Evans was born in Atlanta, Georgia, and trained there as a youngster. In 1986, he was awarded a full scholarship to the School of American Ballet, NYCB’s official school.

His more prominent roles in Balanchine ballets included the Cavalier in “The Nutcracker” and Puck in “A Midsummer Night’s Dream,” among many others. He had featured roles in Wheeldon’s “Polyphonia” and “Liturgy.” And he originated roles in a number of works by NYCB chief Peter Martins, including his 1991 “Sleeping Beauty,” in which Evans danced Puss in Boots, and “Romeo + Juliet,” in which he played a commanding Prince of Verona.

Friends and colleagues in the dance world took to social media on Tuesday to praise Evans.

“Goodbye dear Albert, a beautiful soul,” wrote choreographer Alexei Ratmansky on Facebook.

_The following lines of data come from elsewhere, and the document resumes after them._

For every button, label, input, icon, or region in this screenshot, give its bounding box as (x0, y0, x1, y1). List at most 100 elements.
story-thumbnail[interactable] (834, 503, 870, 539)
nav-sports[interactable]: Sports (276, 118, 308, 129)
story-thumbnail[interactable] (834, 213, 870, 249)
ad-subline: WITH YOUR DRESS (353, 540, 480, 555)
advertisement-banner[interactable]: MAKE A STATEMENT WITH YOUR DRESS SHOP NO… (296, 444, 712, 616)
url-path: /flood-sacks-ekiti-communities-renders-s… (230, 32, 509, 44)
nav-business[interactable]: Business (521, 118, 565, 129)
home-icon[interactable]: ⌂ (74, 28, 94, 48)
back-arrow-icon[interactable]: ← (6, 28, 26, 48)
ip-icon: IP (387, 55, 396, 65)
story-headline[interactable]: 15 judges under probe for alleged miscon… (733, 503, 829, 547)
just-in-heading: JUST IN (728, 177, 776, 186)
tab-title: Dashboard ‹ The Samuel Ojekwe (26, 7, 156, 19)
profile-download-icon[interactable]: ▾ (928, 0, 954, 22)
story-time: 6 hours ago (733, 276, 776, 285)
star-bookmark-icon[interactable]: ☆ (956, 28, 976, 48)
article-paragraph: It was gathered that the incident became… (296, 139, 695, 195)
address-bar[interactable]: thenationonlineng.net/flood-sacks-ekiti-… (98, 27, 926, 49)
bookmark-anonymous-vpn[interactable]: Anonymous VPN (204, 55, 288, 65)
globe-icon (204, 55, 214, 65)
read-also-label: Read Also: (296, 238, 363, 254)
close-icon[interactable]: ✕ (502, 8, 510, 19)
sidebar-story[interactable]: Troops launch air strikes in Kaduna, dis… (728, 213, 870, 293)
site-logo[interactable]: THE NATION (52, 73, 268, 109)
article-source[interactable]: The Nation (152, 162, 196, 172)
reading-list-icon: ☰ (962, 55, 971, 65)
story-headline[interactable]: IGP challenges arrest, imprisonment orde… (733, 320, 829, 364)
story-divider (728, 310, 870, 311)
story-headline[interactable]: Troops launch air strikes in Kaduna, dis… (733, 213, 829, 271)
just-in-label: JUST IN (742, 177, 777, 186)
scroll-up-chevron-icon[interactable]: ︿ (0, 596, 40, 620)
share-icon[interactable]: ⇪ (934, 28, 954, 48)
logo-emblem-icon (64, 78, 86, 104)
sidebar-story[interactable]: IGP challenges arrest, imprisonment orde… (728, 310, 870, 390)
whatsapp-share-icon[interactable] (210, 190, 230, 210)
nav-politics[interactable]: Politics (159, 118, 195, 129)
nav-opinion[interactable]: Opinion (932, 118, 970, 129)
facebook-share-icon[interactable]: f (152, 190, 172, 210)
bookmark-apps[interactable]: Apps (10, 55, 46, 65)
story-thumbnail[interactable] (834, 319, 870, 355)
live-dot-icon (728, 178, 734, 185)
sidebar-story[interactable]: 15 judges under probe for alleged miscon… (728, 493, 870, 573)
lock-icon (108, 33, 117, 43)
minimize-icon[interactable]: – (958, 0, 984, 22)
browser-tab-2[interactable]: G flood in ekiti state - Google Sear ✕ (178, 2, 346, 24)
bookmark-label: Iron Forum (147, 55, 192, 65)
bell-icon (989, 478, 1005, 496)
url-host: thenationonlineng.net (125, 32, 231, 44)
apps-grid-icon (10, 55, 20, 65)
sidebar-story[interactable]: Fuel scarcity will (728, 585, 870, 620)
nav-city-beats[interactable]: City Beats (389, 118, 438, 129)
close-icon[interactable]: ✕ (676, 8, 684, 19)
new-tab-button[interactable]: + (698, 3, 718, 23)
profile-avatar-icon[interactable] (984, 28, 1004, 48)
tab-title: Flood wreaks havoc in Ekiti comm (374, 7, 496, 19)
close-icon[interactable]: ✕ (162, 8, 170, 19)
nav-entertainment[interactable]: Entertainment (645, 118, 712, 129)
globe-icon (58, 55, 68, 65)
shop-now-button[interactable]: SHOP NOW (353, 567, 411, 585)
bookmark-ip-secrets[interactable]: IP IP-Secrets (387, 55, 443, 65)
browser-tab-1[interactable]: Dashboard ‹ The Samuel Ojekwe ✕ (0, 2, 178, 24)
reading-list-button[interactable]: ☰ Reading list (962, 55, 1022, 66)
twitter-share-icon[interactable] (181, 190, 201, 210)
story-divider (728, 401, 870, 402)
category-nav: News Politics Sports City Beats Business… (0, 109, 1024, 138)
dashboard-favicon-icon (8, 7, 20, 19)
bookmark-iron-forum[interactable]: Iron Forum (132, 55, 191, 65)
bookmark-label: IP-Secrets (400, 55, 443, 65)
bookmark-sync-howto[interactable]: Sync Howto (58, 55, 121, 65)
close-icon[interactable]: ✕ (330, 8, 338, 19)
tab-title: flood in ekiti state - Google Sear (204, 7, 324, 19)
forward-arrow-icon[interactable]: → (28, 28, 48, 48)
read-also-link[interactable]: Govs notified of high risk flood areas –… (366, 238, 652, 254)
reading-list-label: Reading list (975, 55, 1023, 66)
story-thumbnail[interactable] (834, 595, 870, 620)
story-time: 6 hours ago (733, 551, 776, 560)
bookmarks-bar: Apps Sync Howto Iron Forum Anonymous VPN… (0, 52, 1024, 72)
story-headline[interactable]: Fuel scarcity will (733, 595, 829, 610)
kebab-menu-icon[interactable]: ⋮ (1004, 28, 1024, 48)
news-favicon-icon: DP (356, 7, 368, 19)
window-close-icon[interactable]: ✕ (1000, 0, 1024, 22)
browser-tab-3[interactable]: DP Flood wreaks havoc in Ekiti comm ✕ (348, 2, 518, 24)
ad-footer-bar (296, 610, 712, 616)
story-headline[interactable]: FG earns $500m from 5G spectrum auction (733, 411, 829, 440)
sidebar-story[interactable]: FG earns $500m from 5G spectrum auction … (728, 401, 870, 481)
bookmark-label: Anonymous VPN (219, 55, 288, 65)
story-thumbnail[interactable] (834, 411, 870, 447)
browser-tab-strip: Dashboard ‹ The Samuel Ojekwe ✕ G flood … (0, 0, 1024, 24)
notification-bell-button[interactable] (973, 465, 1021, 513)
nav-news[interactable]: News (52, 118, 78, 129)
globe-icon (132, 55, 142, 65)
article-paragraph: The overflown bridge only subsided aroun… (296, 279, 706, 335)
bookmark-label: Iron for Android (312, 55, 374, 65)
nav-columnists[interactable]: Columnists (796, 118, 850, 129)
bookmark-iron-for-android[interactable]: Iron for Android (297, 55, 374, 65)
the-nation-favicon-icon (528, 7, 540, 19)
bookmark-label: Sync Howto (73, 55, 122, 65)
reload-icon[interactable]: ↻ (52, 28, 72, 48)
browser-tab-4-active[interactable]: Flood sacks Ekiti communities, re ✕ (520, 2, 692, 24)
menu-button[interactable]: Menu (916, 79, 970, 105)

“He gave us all the strength, beauty, joy, laughter, smiles, passion, and inspiration to keep going, to keep pushing onward, to be the best we could be,” wrote principal dancer Sara Mearns on Instagram.

Dancer and rising choreographer Justin Peck, also on Instagram, called Evans “such an incredible, luminous person. Albert always brought warmth, hospitality, enthusiasm, humor to any situation.”

In addition to his dance roles, Evans choreographed several works, including “Haiku,” to music by John Cage, for New York City Ballet’s 2002 Diamond Project, as well as a solo for NYCB principal Peter Boal in 2003, performed at the Joyce Theater.

Evans also appeared in the 2002 “Live From Lincoln Center” broadcast of “New York City Ballet’s Diamond Project: Ten Years of New Choreography.”